Зато уж дом зампреда уезда был изобилен бататами! Красноватые, белые клубни — мелкие и крупные — высились грудой на полу соседней комнатушки; даже под кроватью были бататы. И еще — свидетельство великой любви хозяина к своему велосипеду — на стене, у изголовья, висели тщательно обернутые бумагой два обода и пара покрышек.

Гости изумленно озирались по сторонам, все это представлялось им почти нереальным после оврага и пережитой бомбежки.

Жена Виена, с наспех подколотыми волосами, раскрыла пачку чая и, заварив его, пригласила гостей к столу. В отличие от Виена, темнокожего и плотного, как батат, жена его была изящной и стройной; голова ее красиво сидела на длинной шее; глаза, большие и умные, поблескивали на круглом белом лице.

— Ну, — сказал Виен, — умывайтесь, пейте чай, товарищи, и — спать.
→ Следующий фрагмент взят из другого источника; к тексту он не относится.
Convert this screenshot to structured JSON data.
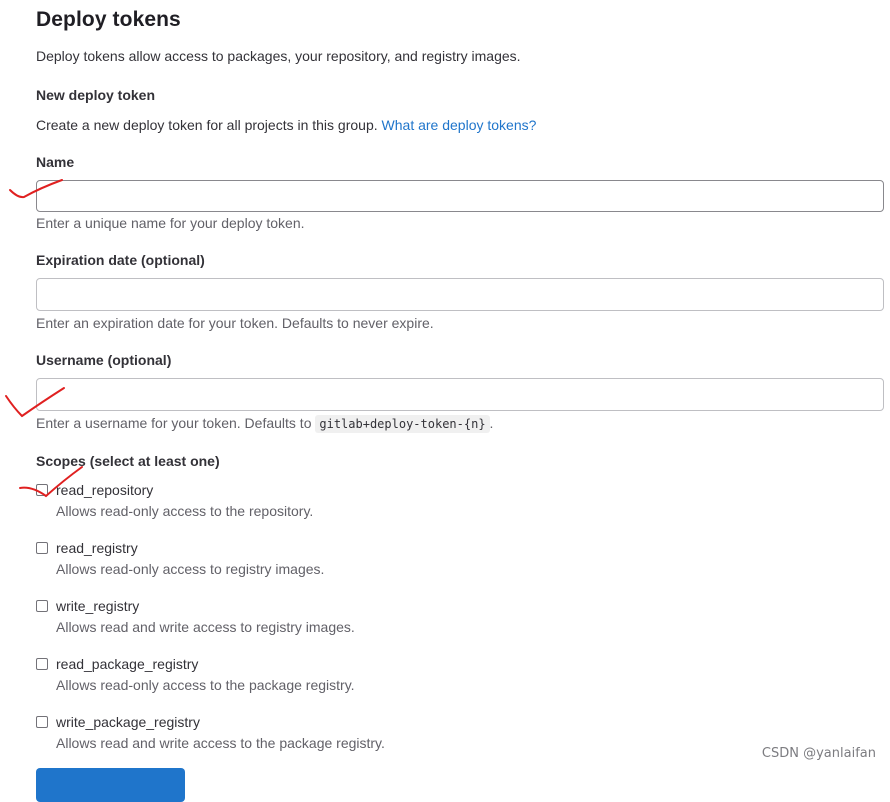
{
  "page": {
    "title": "Deploy tokens",
    "description": "Deploy tokens allow access to packages, your repository, and registry images."
  },
  "form": {
    "heading": "New deploy token",
    "intro": "Create a new deploy token for all projects in this group.",
    "intro_link": "What are deploy tokens?",
    "name": {
      "label": "Name",
      "value": "",
      "help": "Enter a unique name for your deploy token."
    },
    "expiration": {
      "label": "Expiration date (optional)",
      "value": "",
      "help": "Enter an expiration date for your token. Defaults to never expire."
    },
    "username": {
      "label": "Username (optional)",
      "value": "",
      "help_prefix": "Enter a username for your token. Defaults to",
      "help_code": "gitlab+deploy-token-{n}",
      "help_suffix": "."
    },
    "scopes": {
      "label": "Scopes (select at least one)",
      "items": [
        {
          "name": "read_repository",
          "help": "Allows read-only access to the repository.",
          "checked": false
        },
        {
          "name": "read_registry",
          "help": "Allows read-only access to registry images.",
          "checked": false
        },
        {
          "name": "write_registry",
          "help": "Allows read and write access to registry images.",
          "checked": false
        },
        {
          "name": "read_package_registry",
          "help": "Allows read-only access to the package registry.",
          "checked": false
        },
        {
          "name": "write_package_registry",
          "help": "Allows read and write access to the package registry.",
          "checked": false
        }
      ]
    }
  },
  "watermark": "CSDN @yanlaifan",
  "colors": {
    "link": "#1f75cb",
    "annotation": "#e02020"
  }
}
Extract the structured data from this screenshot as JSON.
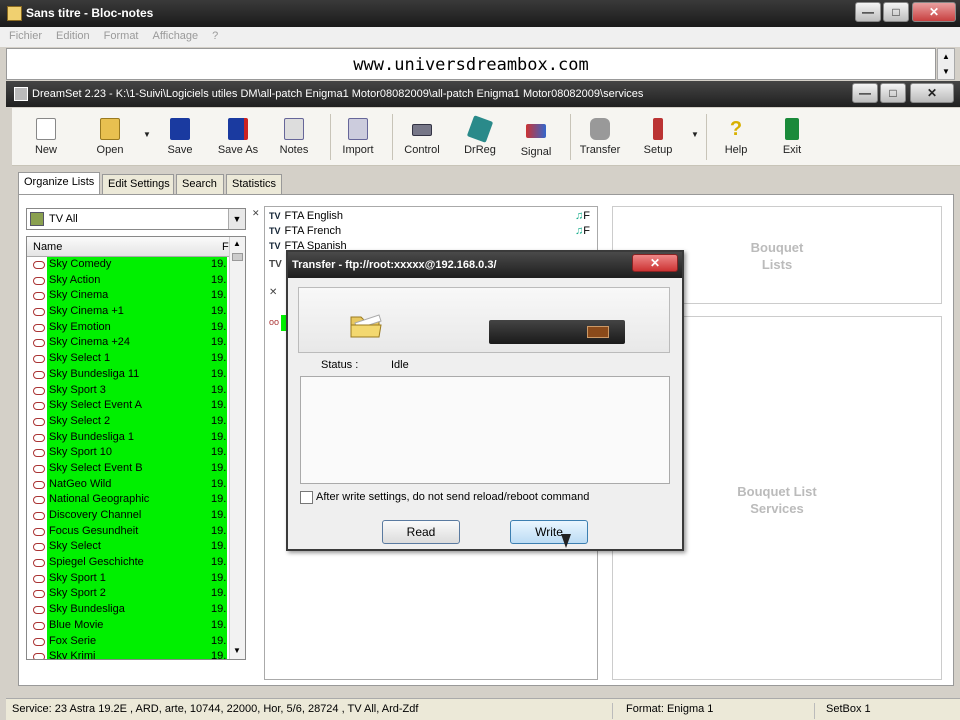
{
  "notepad": {
    "title": "Sans titre - Bloc-notes",
    "menu": [
      "Fichier",
      "Edition",
      "Format",
      "Affichage",
      "?"
    ],
    "text": "www.universdreambox.com",
    "buttons": {
      "minimize": "—",
      "maximize": "□",
      "close": "✕"
    }
  },
  "dreamset": {
    "title": "DreamSet 2.23 - K:\\1-Suivi\\Logiciels utiles DM\\all-patch Enigma1 Motor08082009\\all-patch Enigma1 Motor08082009\\services",
    "toolbar": [
      "New",
      "Open",
      "Save",
      "Save As",
      "Notes",
      "Import",
      "Control",
      "DrReg",
      "Signal",
      "Transfer",
      "Setup",
      "Help",
      "Exit"
    ],
    "tabs": [
      "Organize Lists",
      "Edit Settings",
      "Search",
      "Statistics"
    ],
    "list_filter": "TV All",
    "list_headers": {
      "name": "Name",
      "freq": "F"
    },
    "channels": [
      {
        "name": "Sky Comedy",
        "freq": "19."
      },
      {
        "name": "Sky Action",
        "freq": "19."
      },
      {
        "name": "Sky Cinema",
        "freq": "19."
      },
      {
        "name": "Sky Cinema +1",
        "freq": "19."
      },
      {
        "name": "Sky Emotion",
        "freq": "19."
      },
      {
        "name": "Sky Cinema +24",
        "freq": "19."
      },
      {
        "name": "Sky Select 1",
        "freq": "19."
      },
      {
        "name": "Sky Bundesliga 11",
        "freq": "19."
      },
      {
        "name": "Sky Sport 3",
        "freq": "19."
      },
      {
        "name": "Sky Select Event A",
        "freq": "19."
      },
      {
        "name": "Sky Select 2",
        "freq": "19."
      },
      {
        "name": "Sky Bundesliga 1",
        "freq": "19."
      },
      {
        "name": "Sky Sport 10",
        "freq": "19."
      },
      {
        "name": "Sky Select Event B",
        "freq": "19."
      },
      {
        "name": "NatGeo Wild",
        "freq": "19."
      },
      {
        "name": "National Geographic",
        "freq": "19."
      },
      {
        "name": "Discovery Channel",
        "freq": "19."
      },
      {
        "name": "Focus Gesundheit",
        "freq": "19."
      },
      {
        "name": "Sky Select",
        "freq": "19."
      },
      {
        "name": "Spiegel Geschichte",
        "freq": "19."
      },
      {
        "name": "Sky Sport 1",
        "freq": "19."
      },
      {
        "name": "Sky Sport 2",
        "freq": "19."
      },
      {
        "name": "Sky Bundesliga",
        "freq": "19."
      },
      {
        "name": "Blue Movie",
        "freq": "19."
      },
      {
        "name": "Fox Serie",
        "freq": "19."
      },
      {
        "name": "Sky Krimi",
        "freq": "19."
      }
    ],
    "bouquets": [
      {
        "tag": "TV",
        "name": "FTA English",
        "flag": "F"
      },
      {
        "tag": "TV",
        "name": "FTA French",
        "flag": "F"
      },
      {
        "tag": "TV",
        "name": "FTA Spanish",
        "flag": ""
      }
    ],
    "bouquet_lists_label": [
      "Bouquet",
      "Lists"
    ],
    "bouquet_services_label": [
      "Bouquet List",
      "Services"
    ],
    "status": {
      "service": "Service: 23 Astra 19.2E , ARD, arte, 10744, 22000, Hor, 5/6, 28724 , TV All, Ard-Zdf",
      "format": "Format: Enigma 1",
      "box": "SetBox 1"
    }
  },
  "transfer_dialog": {
    "title": "Transfer - ftp://root:xxxxx@192.168.0.3/",
    "close": "✕",
    "status_label": "Status :",
    "status_value": "Idle",
    "checkbox_label": "After write settings, do not send reload/reboot command",
    "checkbox_checked": false,
    "read_label": "Read",
    "write_label": "Write"
  },
  "icon_names": [
    "notepad-icon",
    "dreamset-icon",
    "tv-icon",
    "folder-icon",
    "receiver-icon",
    "music-note-icon"
  ],
  "colors": {
    "highlight_green": "#00f000",
    "title_dark": "#222222"
  }
}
Отсюда до позиций еще несколько километров, встанете завтра пораньше, как раз к утру доберетесь.

— Не успеешь прилечь, подъем — и трясись дальше, — улыбнулся Суан.

Жена Виена разлила горячий чай в чашки и обнесла гостей.

Они взялись за еду. Разговор, само собой, шел о переделке, из которой они только что выбрались.

— Когда вы попрыгали в воду, — с полным ртом говорил Хоа, — я на пароме хлебнул сполна за всех. Шофер машины, что стояла впереди, видно, здорово сдрейфил, вывернул руль не в ту сторону, чуть весь паром не перевернул. Слава богу еще, что успел съехать на берег, пока янки кидали бомбы на той стороне. Только мне съезжать, они тут как тут и пошли сыпать бомбы! Думал, не выберусь. Хорошо, они все почти в реку грохнули...

— А вы разве не поужинаете с нами, Лить?

— Спасибо. Вы ешьте, я только чаю попью.

— Больше всего переволновался я за эту женщину с ребятишками. Правда, малыши у нее орлы — кругом бомбы рвутся, а они даже не заплакали...

— Когда янки во второй раз стали пикировать, меня прямо зло взяло...

— Ну, хозяйка, вам сейчас самое время курицу зарезать и закатить пир! Ведь муж ваш только чудом от смерти спасся!

— Нет, мне помирать нельзя! — рассмеялся Виен. — Я еще должен помочь жене произвести на свет сына.

Хозяйка залилась краской.

— Вечно ты со своими глупыми шутками, только людей смешишь.

— А разве у вас нету еще сыночка? — спросил Хоа.

— Ни сыночка, ни дочки. Вот и пришлось мне пригласить на ужин всеведущую целительницу болезней, может, хоть она что присоветует. — Виен кивнул на Лить. — Позвольте вам представить, исцелительница эта прямо-таки творит чудеса!

— О, господи! — Лить, сидевшая в углу на циновке с чашкой чаю в руке, улыбнулась. — Без детей куда легче. Вон и правительство призывает всех разумно планировать рождаемость. У меня у самой один ребенок, и то хлопот полон рот.

Суан теперь только разглядел Лить как следует. В неярком свете лампы черты лица ее казались необычайно тонкими и нежными. Чуть раскосые глаза, веселые и быстрые, блестели, совсем как у молоденькой девушки.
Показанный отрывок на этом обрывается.